History & usage: LONG LEFTWARDS ARROW is the symbol with codepoint U+27F5. It belongs to the Supplemental Arrows-A block and uses the Common script. In history and usage, these symbols appear in digital text to support navigation and direction cues. Arrows commonly indicate direction and navigation cues in interfaces and documents. This arrow is used to point to move left, back, or return in lists, menus, and guides. It helps readers scan layouts and follow steps. Its design matches other arrow symbols that share the same purpose in text and UI. The Unicode standard places this symbol in a family of arrows to provide consistent rendering across fonts and platforms. By including it in documents, developers and writers convey intent clearly without extra words. The calm, simple shape suits icons, diagrams, and instructional material where directional cues matter.
Copy and input: the quickest method is to copy the character here. You can also insert it by its codepoint U+27F5 in many development tools or editors. Some operating systems provide a character viewer or input palette that lets you search by name or code and insert the glyph into documents.
Display and fallback: if you see an empty box (tofu) or a placeholder rectangle, the active font might not include this codepoint. Switching to a font with broader Unicode coverage or using a fallback font usually fixes the issue. On the web, ensure the page’s font stack includes a general‑purpose fallback.
Related references: browse the Categories for similar characters. When choosing a symbol, prefer the official codepoint for semantic clarity and better compatibility with search, copy, and accessibility tooling.

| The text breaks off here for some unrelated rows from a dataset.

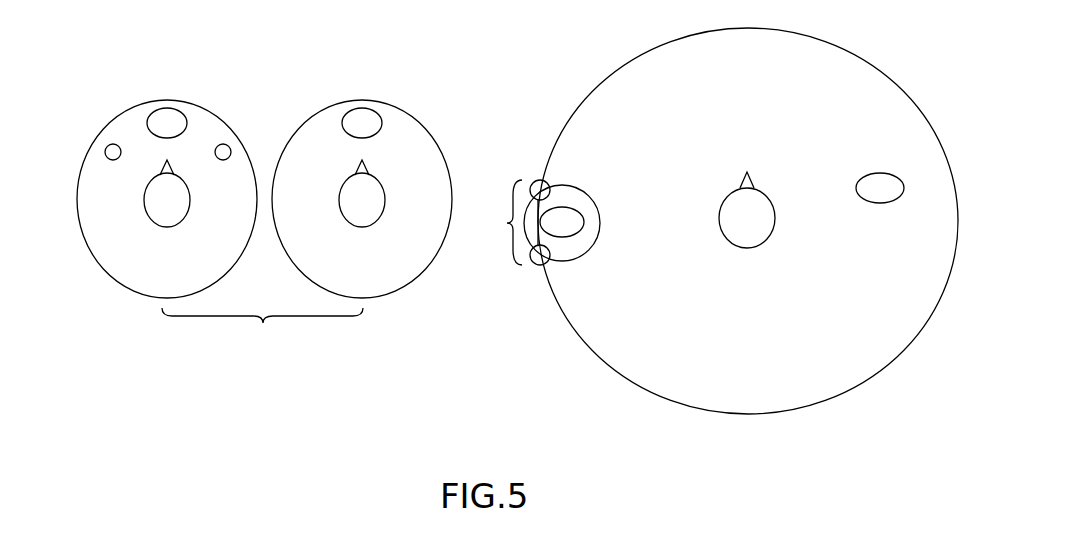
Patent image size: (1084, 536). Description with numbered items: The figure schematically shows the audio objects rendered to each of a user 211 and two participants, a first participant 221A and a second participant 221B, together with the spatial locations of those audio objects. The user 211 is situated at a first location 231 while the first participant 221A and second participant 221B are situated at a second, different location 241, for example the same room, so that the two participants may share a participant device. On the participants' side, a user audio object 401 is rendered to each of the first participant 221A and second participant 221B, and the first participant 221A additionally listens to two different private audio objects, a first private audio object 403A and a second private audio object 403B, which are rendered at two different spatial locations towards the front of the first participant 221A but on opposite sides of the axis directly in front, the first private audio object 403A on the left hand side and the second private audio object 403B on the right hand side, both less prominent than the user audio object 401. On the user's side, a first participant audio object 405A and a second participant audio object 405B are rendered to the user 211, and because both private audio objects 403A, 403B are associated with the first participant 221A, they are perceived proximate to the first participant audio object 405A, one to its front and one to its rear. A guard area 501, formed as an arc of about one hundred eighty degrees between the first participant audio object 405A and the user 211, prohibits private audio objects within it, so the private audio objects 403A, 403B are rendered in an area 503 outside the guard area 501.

The first participant 221A is at (168, 227).
The second participant 221B is at (365, 227).
The first location 231 is at (782, 414).
The second location 241 is at (262, 334).
The user audio object 401 is at (187, 120).
The first private audio object 403A is at (110, 145).
The second private audio object 403B is at (228, 144).
The first participant audio object 405A is at (567, 206).
The second participant audio object 405B is at (877, 203).
The user 211 is at (740, 246).
The guard area 501 is at (600, 227).
The area outside the guard area 503 is at (490, 222).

See our category page for related symbols.
Technical details
- Codepoint:
U+27F5 - General Category:
Sm - Age:
3.2 - Bidi Class:
ON - Block:
Supplemental Arrows-A - Script:
Common - UTF-8:
E2 9F B5 - UTF-16:
27F5 - UTF-32:
000027F5 - HTML dec:
⟵ - HTML hex:
⟵ - JS escape:
\u27F5 - Python \N{}:
\N{LONG LEFTWARDS ARROW} - Python \u:
\u27F5 - Python \U:
\U000027F5 - URL-encoded:
%E2%9F%B5 - CSS escape:
\27F5
How to type / insert
Fast copy: click the Copy button near the top of this page.
By codepoint: in many editors and IDEs, you can insert via the Unicode code U+27F5 or a built‑in character picker.
HTML: use the numeric entity ⟵ (hex) or ⟵ (decimal) when an HTML entity is needed.
Compatibility & troubleshooting
Font support: if the symbol does not render, the current font likely lacks this codepoint. Choose a font with broad Unicode coverage or allow a fallback font.
Web pages: ensure your CSS font stack includes a general fallback; avoid relying on images for common symbols to preserve accessibility and copyability.